El primer problema de las curas propuestas es el diagnóstico: es falso que la delincuencia y el crimen organizado sólo tiente a los municipios. Ahí están los casos de Tamaulipas, Coahuila, Michoacán o Guerrero que confirman que la criminalidad también penetra de manera eficaz en las estructuras estatales del poder. Asimismo, no existe evidencia de que las policías estatales sean más confiables que las municipales. Ejemplos virtuosos y catastróficos hay de un lado y del otro. La iniciativa navega contra la tendencia internacional: hasta los países más centralistas están ensayando modelos descentralizados, desde el punto de vista territorial, de organización policial.
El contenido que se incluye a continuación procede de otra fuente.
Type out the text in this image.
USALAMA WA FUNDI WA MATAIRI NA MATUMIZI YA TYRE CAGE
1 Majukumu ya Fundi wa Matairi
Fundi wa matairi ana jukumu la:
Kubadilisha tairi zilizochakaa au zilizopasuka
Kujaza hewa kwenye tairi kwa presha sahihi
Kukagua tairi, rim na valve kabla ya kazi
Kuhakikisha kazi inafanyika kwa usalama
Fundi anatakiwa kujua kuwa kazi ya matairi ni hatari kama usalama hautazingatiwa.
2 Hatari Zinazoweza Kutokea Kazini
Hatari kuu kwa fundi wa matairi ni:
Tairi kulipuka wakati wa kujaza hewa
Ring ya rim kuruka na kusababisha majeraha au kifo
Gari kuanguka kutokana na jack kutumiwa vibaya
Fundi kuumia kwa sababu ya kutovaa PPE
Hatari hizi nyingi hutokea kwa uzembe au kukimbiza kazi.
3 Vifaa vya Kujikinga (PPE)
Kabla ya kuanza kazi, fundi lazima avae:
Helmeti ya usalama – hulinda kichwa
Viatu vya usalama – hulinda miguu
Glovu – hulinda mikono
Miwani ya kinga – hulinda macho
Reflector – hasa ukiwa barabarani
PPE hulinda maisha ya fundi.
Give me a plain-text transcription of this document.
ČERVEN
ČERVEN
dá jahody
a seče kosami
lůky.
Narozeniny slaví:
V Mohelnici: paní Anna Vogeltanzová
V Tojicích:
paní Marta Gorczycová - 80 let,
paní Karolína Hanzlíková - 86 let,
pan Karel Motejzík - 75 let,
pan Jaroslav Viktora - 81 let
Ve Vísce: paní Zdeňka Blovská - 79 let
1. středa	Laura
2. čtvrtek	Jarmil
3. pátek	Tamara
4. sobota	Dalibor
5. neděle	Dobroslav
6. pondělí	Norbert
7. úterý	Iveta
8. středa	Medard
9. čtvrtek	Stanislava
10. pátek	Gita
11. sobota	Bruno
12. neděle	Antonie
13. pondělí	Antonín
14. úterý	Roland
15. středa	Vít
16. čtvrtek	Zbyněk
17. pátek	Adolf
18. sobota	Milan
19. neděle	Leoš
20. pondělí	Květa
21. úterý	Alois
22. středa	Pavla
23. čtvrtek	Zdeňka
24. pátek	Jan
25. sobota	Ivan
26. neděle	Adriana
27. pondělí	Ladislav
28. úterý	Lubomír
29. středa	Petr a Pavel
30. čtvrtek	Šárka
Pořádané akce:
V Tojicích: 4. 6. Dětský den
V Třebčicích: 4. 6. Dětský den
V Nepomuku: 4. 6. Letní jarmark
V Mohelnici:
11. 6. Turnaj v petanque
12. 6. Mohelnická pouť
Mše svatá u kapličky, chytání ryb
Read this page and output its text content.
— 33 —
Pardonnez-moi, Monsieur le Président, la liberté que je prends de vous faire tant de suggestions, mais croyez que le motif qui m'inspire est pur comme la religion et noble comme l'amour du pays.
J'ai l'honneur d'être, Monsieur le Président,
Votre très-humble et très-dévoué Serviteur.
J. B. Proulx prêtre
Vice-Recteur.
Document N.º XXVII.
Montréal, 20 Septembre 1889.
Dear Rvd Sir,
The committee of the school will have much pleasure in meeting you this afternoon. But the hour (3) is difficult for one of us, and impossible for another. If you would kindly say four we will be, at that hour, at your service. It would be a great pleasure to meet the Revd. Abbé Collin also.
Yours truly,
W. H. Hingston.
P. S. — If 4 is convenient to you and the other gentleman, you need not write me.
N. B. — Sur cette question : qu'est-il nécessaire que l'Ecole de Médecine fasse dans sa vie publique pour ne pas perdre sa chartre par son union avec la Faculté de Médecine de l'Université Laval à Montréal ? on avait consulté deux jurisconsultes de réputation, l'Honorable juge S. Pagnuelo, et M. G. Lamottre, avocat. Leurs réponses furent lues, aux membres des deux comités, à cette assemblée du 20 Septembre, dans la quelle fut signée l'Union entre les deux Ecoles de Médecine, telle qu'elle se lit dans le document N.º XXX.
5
Las mejores experiencias de combate a la corrupción en las policías han pasado por la especialización funcional de las policías. Las policías que hacen todo a la vez (tránsito, prevención, reacción, investigación, etcétera) corren mayor riesgo de corromperse, mientras que esquemas compartimentados y dinámicas de competencia entre corporaciones han aportado incentivos a la integridad, honestidad y profesionalismo. El instrumento propuesto para intervenir en casos de emergencia o de riesgos y amenazas a la seguridad es, por decir lo menos, un despropósito: terminará en un arma de persecución de adversarios políticos o en un recurso para evadir las restricciones del debido proceso. Si el fiscal general tiene indicios suficientes de infiltración del crimen organizado ¿por qué no simplemente ejercer la acción penal? ¿Se utilizará el instrumento como atajo al proceso penal cuando los indicios no sean judicializables? ¿Por qué se excluye la intervención directa del Ejecutivo Federal en la activación de ese instrumento de excepción? ¿Una mayoría simple debe ser suficiente para revertir la legitimidad democrática directa con la que cuenta un ayuntamiento? ¿Una decisión de esa magnitud debe tener un remedio jurisdiccional para reducir la tentación al abuso?

La iniciativa no atina en el diagnóstico ni en los remedios. Debe ser corregida y aumentada por el Senado. Con responsabilidad, pero sin prisas. Hay mucho en juego.